New Zealand's most successful swimmer is to front a campaign to save the nation's school swimming pools.
Lauren Boyle has today signed on as the ambassador for Water Safety New Zealand's school pool campaign.
The campaign started quietly a year ago, but it is stepping up now
The organisation said 156 pools had closed in the past six years and it has found at least another 130 are under threat of closure because of upgrade and maintenance costs.
The announcement was made in a visit by Boyle to Macandrew Bay School in Dunedin, which has been fundraising for $90,000 to save its pool.
The visit was prompted by a piece written in a newspaper by 11-year-old Macandrew Bay pupil Solomon Harcombe.
Standing in the school's empty pool Solomon told Boyle he was worried about the effect on the others if it closed.
"Lots of kids still have ages to go here. I'm leaving this year but there are so many kids who don't know how to swim whose lives are in danger because of it," he said.
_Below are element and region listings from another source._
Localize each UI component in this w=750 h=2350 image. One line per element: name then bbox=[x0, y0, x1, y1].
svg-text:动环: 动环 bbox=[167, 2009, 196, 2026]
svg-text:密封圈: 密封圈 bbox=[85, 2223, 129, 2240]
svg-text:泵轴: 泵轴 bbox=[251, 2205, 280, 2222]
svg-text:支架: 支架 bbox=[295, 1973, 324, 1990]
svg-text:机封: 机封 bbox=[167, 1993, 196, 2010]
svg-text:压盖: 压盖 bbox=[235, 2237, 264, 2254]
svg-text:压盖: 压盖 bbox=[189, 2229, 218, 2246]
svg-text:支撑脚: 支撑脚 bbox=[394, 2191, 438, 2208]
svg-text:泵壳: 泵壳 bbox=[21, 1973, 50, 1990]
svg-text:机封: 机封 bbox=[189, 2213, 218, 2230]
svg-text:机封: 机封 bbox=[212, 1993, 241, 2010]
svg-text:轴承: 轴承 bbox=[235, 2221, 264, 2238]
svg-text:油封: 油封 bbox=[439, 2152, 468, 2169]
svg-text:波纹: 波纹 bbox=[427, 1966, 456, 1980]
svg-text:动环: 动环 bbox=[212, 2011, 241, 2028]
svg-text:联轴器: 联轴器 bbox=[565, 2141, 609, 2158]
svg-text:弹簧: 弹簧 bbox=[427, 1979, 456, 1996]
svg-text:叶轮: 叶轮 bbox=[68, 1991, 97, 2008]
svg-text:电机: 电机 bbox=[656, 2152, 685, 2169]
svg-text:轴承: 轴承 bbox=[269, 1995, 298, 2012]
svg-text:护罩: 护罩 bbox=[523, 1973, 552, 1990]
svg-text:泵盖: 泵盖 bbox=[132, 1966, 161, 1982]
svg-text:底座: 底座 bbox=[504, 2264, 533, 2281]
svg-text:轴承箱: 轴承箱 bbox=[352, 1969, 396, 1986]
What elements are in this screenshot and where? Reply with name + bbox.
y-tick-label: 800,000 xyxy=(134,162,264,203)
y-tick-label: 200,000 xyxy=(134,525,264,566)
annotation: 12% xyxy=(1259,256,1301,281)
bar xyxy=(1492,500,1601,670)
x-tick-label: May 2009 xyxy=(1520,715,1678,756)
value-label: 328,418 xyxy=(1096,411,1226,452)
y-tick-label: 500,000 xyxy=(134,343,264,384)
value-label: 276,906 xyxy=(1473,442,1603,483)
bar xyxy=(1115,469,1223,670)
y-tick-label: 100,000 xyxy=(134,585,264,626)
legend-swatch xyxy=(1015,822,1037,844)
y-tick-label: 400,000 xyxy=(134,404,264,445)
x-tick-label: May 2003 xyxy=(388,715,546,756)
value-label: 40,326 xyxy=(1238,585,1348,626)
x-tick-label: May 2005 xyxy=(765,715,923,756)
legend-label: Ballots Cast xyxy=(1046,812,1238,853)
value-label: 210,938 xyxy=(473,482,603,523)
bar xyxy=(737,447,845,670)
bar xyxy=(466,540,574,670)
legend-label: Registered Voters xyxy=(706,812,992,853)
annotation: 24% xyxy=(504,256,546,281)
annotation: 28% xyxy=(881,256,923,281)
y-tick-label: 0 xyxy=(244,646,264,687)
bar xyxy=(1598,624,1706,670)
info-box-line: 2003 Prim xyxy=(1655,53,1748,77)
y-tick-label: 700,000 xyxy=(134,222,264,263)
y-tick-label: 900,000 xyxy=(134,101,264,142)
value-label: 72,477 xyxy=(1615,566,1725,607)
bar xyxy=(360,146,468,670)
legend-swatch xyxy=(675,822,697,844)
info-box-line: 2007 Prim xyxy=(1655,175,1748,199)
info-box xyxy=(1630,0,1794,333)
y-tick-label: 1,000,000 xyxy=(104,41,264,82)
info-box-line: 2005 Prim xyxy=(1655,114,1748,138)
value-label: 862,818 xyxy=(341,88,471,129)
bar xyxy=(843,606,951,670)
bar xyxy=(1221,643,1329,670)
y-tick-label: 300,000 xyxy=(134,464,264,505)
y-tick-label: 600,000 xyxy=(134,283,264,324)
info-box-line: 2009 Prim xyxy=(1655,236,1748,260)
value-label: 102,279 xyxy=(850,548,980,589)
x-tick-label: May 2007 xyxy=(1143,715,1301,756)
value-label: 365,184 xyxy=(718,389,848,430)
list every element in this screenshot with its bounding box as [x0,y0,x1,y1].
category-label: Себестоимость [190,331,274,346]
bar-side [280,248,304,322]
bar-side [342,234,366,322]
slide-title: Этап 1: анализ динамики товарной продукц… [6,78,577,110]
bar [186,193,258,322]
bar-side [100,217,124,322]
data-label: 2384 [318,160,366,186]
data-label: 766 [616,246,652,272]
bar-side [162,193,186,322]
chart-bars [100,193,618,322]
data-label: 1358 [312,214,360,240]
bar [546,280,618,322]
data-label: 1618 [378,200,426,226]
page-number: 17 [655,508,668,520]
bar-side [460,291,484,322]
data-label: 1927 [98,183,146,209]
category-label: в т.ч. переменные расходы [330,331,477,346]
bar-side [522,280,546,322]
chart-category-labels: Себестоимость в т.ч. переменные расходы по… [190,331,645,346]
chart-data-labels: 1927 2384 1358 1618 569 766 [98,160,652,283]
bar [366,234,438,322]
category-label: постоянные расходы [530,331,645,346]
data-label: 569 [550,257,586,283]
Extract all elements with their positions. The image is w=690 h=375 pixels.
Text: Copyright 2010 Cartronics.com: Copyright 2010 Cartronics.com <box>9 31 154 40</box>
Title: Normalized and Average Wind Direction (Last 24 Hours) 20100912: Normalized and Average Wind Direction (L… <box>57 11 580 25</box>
"It's open to the whole community. It's not just our school pool, but everyone can come here, and there aren't too many school pools left," he says.
Boyle, the first New Zealand swimmer to win five world championship medals, said she was touched when she read Solomon's piece.
She said her swimming career might never have got started but for the pool next to Whenuapai Primary School in Auckland.
Boyle said swimming pools were expensive, but no price could be put on a child's life or the skills they could learn in one.
She plans to visit as many of the pools that need to be fixed up as she can around her training for the 2016 Olympics, and to be active for the campaign on social media.
Macandrew Bay principal Bernadette Newlands said the problem was a lack of money for pools, and Boyle's involvement could make all the difference.
Ms Newlands said her school had already fundraised most of the $90,000 it needed to upgrade this pool, but many other schools are struggling.
The campaign has been given more urgency by a 30 percent jump in the number of drownings to 61 in the first six months of this year, and especially by an increase in the number of 15 to 24-year-olds drowning.